Having raised nearly ¥20 billion ($175 million) in an offering that was priced at the top of its advertised range, the firm got off to a bad start — the biggest first-day decline in more than two decades for a company that raised at least $150 million. Daiwa Securities Co. and Mitsubishi UFJ Morgan Stanley Securities Co. were the lead managers for the listing.

Finatext is one of six companies listing Wednesday on the Mothers board for startups, in what is a record month of debuts on the Tokyo Stock Exchange. Its offering highlights the growing demand for investing opportunities among a younger generation of Japanese, even as stock ownership still trails far behind markets such as the United States.

Going public will pave the way for Finatext to win bigger clients and achieve faster growth, according to the company’s chief executive officer and co-founder Ryota Hayashi, who said he’s aiming to quadruple its revenue to ¥10 billion in three years.

The target "is not something that’s impossible to achieve,” Hayashi said in an interview, though he cautioned it was a goal rather than official guidance. The company expects about ¥2.65 billion in sales for the year ending March.

The bottom line remains in the red, with the firm expecting a net loss of ¥1 billion this fiscal year. Hayashi says he’s in no rush to generate profit, though added it could do so quickly if required.

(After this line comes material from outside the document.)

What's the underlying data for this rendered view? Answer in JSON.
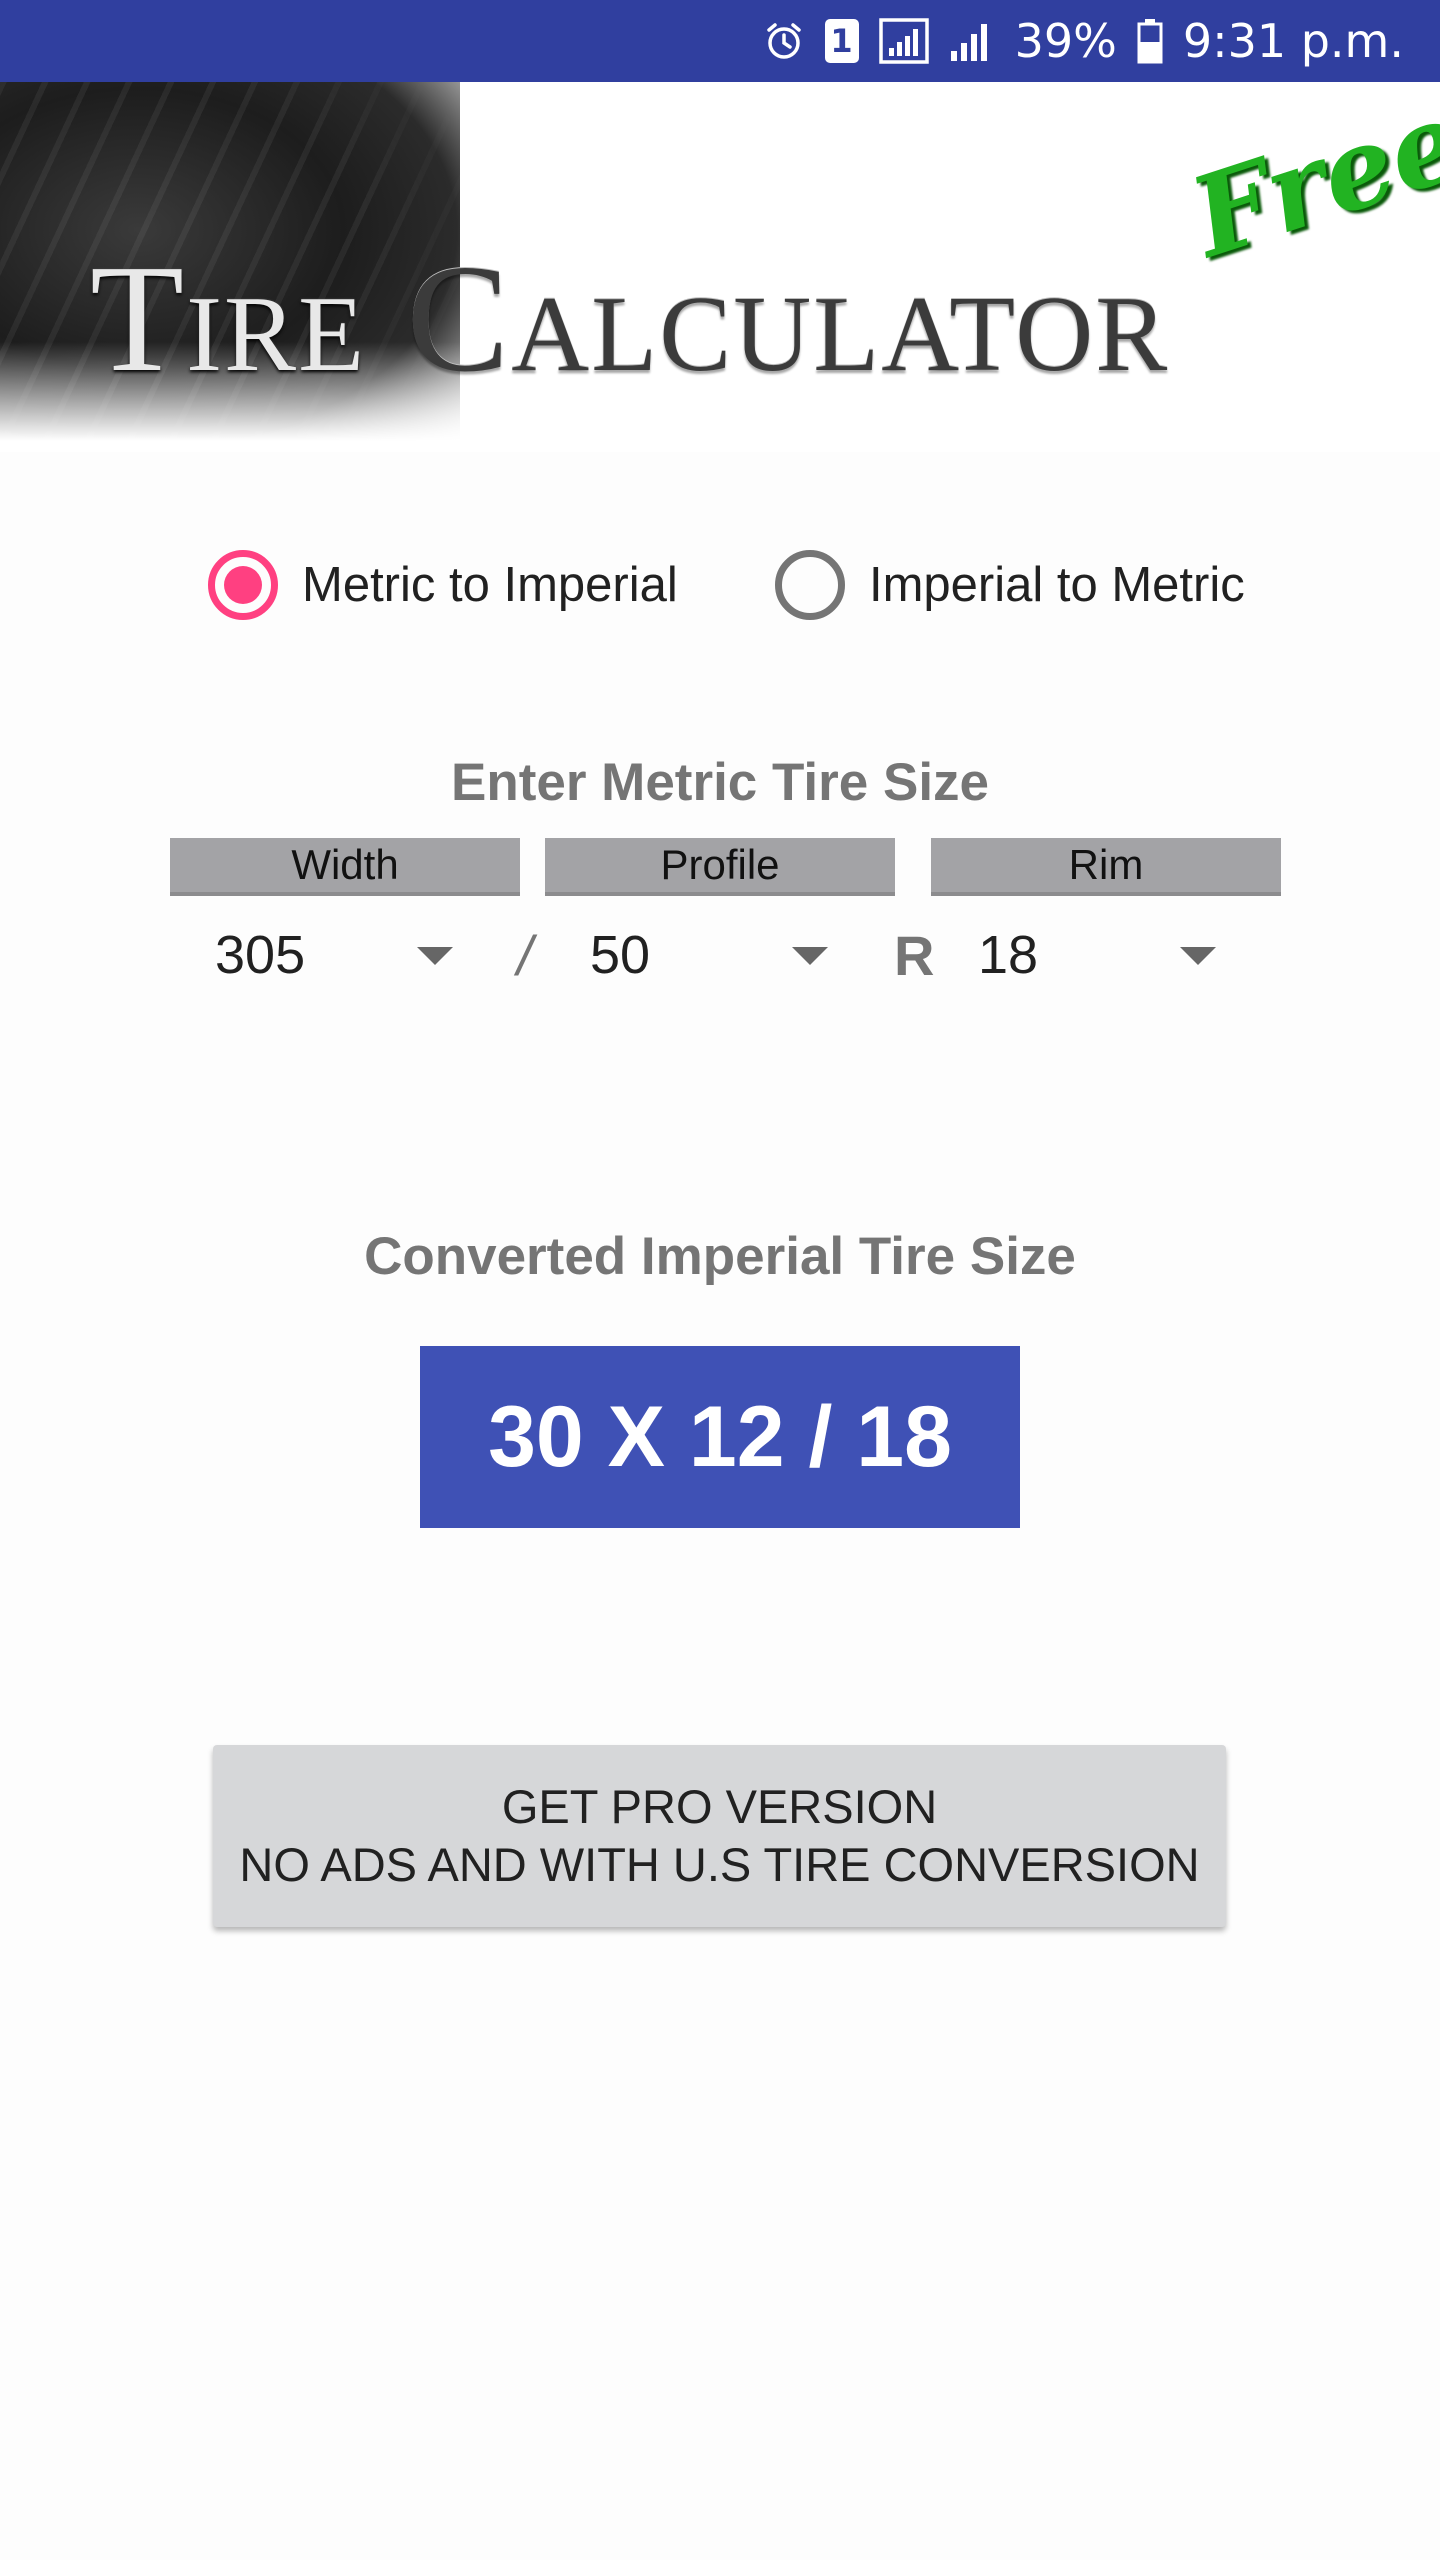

The Tokyo-based company, founded in 2013, generates revenue through commission fees in what it calls "brokerage as a service,” providing low-cost infrastructure and solutions for clients to implement trading solutions. Among its clients is Credit Saison Co., which uses Finatext’s software in a stock-trading platform for customers.

However, the company is better known to retail investors for services such as Asukabu, a stock-centered game in which users guess which direction a certain equity will move the following day. The firm’s apps aimed at new investors have accumulated more than 2 million downloads. It also offers Stream, a bona fide stock-trading app.

Finatext also provides software that helps clients manage insurance contracts, and is looking to expand its services to cover those linked to credit cards and loans.

"It’s one of the stocks getting the most attention among those going public in December,” said Matsui Securities Co. analyst Tomoichiro Kubota. He sees the revenue target as feasible, but added it’ll be "tough” for Finatext to immediately win over any major financial firms to its systems.

Continued system failures at the likes of Mizuho Financial Group Inc. highlight how Japan’s financial system is falling behind in adapting to digital services, even as it accelerates its digital push. Hayashi is confident that there’s a place in the market for Finatext’s alternatives.

"Right now we’re about providing software that form the infrastructure for brokerage and insurance services, but next it’ll be loans, consumer finance and credit card systems,” Hayashi said. "Things still are done with paper, faxes — for real — and phone calls. I think we stand a chance.”